Um outro fator importante
e descoberto recentemente é que a fadiga muscular, leva a uma perda da
Propriocepção do corpo – a propriocepção é uma habilidade do corpo de se
localizar no espaço. Ou seja, quando a fadiga aparece, o atleta pode perder
seus reflexos e seus equilíbrios, fatores primordiais para os lutadores.
PREVENÇÃO
A prevenção é baseada
primeiramente em uma boa reeducação alimentar, treinamento adequado, limite de
treinamento ( hora/dia ), não ultrapassando seu limite físico e mental, repouso
entre as séries de exercício, nunca trabalhar o mesmo grupo muscular por dias
consecutivos procurando sempre alternar o trabalho nas academias com outras
atividades mais leves.

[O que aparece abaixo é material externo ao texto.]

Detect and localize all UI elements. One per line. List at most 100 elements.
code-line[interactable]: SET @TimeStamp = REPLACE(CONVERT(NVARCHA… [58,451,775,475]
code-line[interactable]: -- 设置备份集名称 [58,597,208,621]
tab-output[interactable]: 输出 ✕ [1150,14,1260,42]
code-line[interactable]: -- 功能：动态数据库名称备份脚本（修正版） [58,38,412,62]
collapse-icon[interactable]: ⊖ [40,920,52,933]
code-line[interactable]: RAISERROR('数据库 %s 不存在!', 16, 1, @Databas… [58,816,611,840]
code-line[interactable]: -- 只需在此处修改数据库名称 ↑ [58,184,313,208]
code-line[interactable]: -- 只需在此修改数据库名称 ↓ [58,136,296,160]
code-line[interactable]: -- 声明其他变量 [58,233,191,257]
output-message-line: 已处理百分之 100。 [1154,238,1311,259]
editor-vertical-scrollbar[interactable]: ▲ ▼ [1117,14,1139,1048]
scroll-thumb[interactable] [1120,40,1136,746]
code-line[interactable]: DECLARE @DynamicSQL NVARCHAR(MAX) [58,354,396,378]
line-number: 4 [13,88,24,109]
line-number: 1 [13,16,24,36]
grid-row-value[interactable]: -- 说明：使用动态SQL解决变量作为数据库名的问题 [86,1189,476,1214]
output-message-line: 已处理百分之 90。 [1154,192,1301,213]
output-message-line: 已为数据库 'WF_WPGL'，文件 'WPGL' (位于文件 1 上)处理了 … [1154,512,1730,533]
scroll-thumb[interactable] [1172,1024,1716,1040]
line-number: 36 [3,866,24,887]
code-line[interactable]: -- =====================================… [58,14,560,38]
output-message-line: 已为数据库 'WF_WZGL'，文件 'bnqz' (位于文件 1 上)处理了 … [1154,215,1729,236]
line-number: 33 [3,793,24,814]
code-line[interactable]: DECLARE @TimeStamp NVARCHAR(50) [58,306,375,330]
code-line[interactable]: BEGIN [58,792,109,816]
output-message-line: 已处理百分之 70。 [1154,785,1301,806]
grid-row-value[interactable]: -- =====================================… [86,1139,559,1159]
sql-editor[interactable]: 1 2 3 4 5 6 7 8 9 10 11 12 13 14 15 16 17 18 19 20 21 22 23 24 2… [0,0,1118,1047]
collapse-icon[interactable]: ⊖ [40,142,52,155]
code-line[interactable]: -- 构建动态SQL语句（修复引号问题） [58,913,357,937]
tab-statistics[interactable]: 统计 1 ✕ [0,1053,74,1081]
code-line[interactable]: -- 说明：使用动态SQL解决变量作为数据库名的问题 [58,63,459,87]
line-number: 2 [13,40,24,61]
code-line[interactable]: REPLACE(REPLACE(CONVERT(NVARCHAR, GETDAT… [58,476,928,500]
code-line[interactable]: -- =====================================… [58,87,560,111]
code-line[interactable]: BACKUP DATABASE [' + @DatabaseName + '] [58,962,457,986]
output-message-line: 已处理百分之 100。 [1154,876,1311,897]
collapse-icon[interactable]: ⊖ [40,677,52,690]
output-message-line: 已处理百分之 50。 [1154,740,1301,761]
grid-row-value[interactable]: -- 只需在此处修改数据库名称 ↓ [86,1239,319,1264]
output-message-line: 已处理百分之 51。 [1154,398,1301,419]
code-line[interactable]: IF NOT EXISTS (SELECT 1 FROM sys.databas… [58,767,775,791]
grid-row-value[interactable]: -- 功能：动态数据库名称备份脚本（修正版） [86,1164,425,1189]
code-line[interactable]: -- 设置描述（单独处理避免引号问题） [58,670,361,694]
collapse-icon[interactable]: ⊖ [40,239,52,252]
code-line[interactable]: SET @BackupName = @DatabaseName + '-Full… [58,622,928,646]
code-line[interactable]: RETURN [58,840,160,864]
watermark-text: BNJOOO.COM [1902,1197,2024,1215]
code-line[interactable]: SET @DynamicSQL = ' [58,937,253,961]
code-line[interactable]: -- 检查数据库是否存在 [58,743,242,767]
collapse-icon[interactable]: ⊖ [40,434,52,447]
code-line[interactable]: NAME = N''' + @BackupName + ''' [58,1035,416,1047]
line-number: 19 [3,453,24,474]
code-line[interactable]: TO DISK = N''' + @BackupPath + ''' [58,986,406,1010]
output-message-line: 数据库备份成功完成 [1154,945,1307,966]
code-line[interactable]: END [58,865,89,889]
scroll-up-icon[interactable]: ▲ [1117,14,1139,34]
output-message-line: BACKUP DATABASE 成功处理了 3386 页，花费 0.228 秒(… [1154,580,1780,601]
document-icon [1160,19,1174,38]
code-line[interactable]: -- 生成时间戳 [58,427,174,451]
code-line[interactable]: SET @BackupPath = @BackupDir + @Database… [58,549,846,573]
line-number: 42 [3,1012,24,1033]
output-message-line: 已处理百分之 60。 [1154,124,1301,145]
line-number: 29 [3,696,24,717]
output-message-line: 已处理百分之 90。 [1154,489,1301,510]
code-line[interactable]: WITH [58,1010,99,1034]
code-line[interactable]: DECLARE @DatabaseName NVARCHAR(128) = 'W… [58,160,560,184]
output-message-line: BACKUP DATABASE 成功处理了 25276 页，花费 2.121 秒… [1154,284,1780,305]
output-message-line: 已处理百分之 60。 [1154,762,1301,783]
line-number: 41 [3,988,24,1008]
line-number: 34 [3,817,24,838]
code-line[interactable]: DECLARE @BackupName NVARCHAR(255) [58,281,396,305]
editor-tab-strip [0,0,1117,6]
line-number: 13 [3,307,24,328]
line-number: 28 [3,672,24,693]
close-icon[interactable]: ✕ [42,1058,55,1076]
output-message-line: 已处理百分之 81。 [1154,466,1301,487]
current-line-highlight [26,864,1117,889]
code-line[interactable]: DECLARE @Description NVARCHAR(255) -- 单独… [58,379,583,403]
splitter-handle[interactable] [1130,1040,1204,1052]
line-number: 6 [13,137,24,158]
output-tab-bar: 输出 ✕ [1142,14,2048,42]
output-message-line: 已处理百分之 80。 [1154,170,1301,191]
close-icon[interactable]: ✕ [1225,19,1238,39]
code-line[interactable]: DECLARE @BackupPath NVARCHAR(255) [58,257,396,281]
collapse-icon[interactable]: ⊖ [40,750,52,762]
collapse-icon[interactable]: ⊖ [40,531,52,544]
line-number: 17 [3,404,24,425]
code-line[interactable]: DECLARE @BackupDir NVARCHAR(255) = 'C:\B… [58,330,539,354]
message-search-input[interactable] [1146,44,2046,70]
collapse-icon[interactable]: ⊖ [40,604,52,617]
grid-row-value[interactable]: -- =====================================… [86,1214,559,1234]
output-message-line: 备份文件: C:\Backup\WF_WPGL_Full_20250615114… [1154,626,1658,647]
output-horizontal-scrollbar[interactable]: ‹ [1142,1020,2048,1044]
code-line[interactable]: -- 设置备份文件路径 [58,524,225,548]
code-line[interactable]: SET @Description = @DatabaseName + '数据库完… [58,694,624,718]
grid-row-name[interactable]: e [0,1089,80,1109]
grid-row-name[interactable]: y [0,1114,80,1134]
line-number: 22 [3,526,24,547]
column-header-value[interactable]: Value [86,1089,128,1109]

Ter pelo menos 2 dias de repouso durante a semana, mesmo
para períodos de competição ( este repouso é importantíssimo até mesmo para a
síntese de proteínas e construção muscular ). Sempre que estiver com a
musculatura pesada e cansada, fazer alongamentos e repouso.
TRATAMENTO
O tratamento, baseia-se
em repouso, bolsas de água quente para relaxar a musculatura ( muitas vezes
durante a fadiga, nódulos de tensão na musculatura aparecem, os famosos Trigger
Points – serão discutidos mais para frente e o calor é importante para
desativa-los ), quando voltar ao treinamento, começar com cargas leves e subir
o peso gradativamente para evitar novas fadigas, uma reeducação alimentar deve
ser instituída principalmente próximo a competições e durante uma fase de
treinamento mais puxada. Massagem é também um excelente recurso para o
relaxamento da musculatura, assim como trabalhos na piscina e hidromassagem. E
o mais importante é sempre procurar os Educadores Físicos, Fisioterapeutas,
Nutricionistas, antes de iniciar sua preparação para qualquer atividade. O
descontrole pode gerar prejuízos para a saúde e não deve estar presente na vida
de atletas sejam amadores ou profissionais.